Rimmer oversaw the construction of the Solar Tower and Telescope. Excavation challenges and the need to enlist help from the National Capital Commission delayed the project and it wasn’t completed until November 1931. Rimmer and Cla Allen used the equipment to conduct important observations of the Sun, work that was extended in 1936 with the acquisition of a spectrohelioscope and spectroheliograph that was used by Ronald Giovanelli to study variable features on the Sun’s surface.
In addition to solar studies, throughout the 1930s research at Stromlo focused on atmospheric ozone and atmospheric electricity, particularly by astronomer and radiophysicist Arthur Higgs, and the study of atmospheric electricity, particularly by Arthur Hogg. Hogg had joined the Observatory on the 1 August 1929, the day of Walter Duffield’s death, and signing his letter of appointment was Duffield’s last act as Director. Hogg designed and built much of his own equipment at Stromlo and took some on a research trip to Kew Observatory in London in 1937/38 where he used it to make some of the first measurements of intermediate atmospheric ions (Bhathal, Sutherland & Butcher, 2014). After Hogg returned to Stromlo, he undertook important observations of cosmic rays, and his work was recognised with his election as a Fellow of the Australian Academy of Science in 1954.
In the 1930s, work finally commenced on erecting the Reynolds Telescope, which was donated to Walter Duffield in 1924. By the end of 1932, the telescope was being used to photograph southern nebulae. It was later intended to be used for photoelectric photometry and stellar spectrometry, but this proved challenging to set up and the outbreak of the Second World War shifted the Observatory’s focus elsewhere.

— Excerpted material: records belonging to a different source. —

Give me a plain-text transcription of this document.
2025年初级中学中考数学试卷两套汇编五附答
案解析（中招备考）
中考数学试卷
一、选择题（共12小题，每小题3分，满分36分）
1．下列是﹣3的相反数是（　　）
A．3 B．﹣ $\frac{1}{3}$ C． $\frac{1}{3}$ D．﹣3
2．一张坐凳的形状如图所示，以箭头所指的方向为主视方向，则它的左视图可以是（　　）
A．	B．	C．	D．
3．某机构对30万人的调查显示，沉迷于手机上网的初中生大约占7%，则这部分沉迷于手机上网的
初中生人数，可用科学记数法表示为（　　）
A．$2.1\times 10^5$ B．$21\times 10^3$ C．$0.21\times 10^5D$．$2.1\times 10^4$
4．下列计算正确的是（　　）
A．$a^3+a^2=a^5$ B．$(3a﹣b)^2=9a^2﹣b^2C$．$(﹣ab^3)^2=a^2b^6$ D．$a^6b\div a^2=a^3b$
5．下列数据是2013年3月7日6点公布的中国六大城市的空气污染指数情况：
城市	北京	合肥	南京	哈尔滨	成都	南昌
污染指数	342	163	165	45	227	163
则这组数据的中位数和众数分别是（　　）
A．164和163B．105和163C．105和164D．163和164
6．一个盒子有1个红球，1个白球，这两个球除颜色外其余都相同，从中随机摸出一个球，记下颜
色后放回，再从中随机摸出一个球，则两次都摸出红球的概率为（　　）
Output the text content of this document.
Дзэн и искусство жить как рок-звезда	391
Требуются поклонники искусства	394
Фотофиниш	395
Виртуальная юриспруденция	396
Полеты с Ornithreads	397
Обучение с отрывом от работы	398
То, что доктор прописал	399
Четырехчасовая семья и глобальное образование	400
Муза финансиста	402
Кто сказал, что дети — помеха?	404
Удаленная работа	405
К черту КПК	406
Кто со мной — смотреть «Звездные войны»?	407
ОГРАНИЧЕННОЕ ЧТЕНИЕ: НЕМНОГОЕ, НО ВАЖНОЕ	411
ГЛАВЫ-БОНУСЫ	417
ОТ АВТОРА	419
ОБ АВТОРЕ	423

By the end of the decade, questions were being asked about the future direction of the Observatory and the Chief Executive Officer of the CSIR (later CSIRO), Dr David Rivett, and Head of Physics at the University of Sydney, Professor Oscar Vonwiller, were asked to report on the Observatory’s activities. Their report was largely positive, but recommended that the current Officer in Charge, William Rimmer, be appointed as First Assistant and an extensive search be undertaken to appoint a new Director. The man chosen for the job was Richard van der Riet Woolley. Woolley was 33 when he took over as Director at Stromlo and he arrived in Canberra with a plan to change the entire direction of the Observatory, with a new focus on stellar astronomy.